For a registration system to function properly, the CSRC must transfer much of its power over the market to underwriters, accountants, as well as to China’s judiciary. If punishment for corporate fraud is increased, all players in the market will have to reconsider cooking sales figures – or covering such practices up – with the hopes of cashing in on an IPO. 

Striking a new balance will take time. Underwriters, law firms and the companies themselves are not yet ready to self-regulate, said one mainland securities analyst who asked that her name not be used because she didn’t have permission to speak to the press. “The environment in China is just not there yet,” she said. 

China, though, is keen on financial experiments. The analyst said a trial for a registration system could first be instituted on the New Third Board, the country’s version on an over-the-counter market launched earlier this year in Beijing. 

A date for the mainland’s next IPO is still a guess at present. However, given that the new administration in Beijing has blessed the CSRC’s work on a registry, it’s likely the system will be implemented as soon as IPOs resumes, Zhao said. 

In that case, China could update its listing system as early as this coming March, the next time the regulator will hold a major internal meeting and can review an article in the Securities Law that requires companies to pass an approval board before listing. 

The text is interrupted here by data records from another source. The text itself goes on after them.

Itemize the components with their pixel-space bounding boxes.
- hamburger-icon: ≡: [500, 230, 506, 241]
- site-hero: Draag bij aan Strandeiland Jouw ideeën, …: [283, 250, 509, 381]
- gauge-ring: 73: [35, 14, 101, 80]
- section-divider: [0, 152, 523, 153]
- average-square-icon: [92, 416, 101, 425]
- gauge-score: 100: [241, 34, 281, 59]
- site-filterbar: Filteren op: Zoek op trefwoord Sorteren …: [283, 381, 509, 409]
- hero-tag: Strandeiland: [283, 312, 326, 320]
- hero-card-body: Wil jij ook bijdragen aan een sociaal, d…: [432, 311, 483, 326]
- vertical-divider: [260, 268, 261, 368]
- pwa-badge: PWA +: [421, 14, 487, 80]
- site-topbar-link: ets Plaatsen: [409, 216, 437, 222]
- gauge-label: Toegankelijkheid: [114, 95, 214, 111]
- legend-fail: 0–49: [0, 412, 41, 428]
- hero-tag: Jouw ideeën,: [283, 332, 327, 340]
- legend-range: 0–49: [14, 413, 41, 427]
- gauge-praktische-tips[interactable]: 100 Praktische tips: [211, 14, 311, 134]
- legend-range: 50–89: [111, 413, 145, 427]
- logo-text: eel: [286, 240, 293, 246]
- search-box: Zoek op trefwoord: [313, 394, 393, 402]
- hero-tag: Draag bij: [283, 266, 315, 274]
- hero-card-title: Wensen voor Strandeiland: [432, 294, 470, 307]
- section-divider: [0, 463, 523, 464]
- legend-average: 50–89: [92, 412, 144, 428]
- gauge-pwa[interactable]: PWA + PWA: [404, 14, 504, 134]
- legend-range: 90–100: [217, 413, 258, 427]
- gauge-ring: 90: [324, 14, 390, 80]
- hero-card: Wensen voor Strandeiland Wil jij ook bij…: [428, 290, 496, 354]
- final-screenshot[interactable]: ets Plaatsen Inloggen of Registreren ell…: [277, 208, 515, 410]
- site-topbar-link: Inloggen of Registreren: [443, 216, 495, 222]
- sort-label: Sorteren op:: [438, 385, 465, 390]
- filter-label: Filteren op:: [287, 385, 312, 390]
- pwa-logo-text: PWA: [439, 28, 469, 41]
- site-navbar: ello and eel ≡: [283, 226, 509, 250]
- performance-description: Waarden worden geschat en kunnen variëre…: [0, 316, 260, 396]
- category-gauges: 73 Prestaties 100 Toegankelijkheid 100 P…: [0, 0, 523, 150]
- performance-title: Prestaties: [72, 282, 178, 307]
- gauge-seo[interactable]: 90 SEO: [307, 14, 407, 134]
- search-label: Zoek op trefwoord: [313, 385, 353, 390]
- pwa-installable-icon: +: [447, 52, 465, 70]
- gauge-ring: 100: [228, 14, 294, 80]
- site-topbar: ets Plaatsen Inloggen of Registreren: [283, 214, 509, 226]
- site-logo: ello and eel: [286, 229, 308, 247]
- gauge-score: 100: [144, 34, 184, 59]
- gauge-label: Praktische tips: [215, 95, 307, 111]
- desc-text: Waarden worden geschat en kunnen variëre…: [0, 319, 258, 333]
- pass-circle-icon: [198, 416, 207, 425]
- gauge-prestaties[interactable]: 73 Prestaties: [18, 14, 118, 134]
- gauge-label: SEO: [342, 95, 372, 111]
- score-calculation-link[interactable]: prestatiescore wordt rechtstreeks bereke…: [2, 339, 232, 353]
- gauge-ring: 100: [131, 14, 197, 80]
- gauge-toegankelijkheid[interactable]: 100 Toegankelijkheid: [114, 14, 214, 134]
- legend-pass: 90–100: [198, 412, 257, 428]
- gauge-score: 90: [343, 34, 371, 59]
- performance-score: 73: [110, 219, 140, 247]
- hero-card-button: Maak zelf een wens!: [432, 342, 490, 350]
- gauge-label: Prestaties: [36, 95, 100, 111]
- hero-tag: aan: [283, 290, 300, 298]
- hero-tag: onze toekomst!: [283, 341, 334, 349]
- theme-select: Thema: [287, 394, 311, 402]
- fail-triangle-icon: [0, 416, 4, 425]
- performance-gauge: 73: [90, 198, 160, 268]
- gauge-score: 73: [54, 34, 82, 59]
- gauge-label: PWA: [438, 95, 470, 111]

That would be a leap of faith. The risks of reopening the IPO markets with less-centralized regulation are high, especially at a time with such low liquidity and the recurrent specter of fraud. 

Yet, if all goes well, the spoils could be huge, and not only for firms, underwriters and investors. The move could be one of the only ways to put the country quickly back in line with it its goal of making Shanghai a global financial hub with any chance of competing with London or Hong Kong by 2020.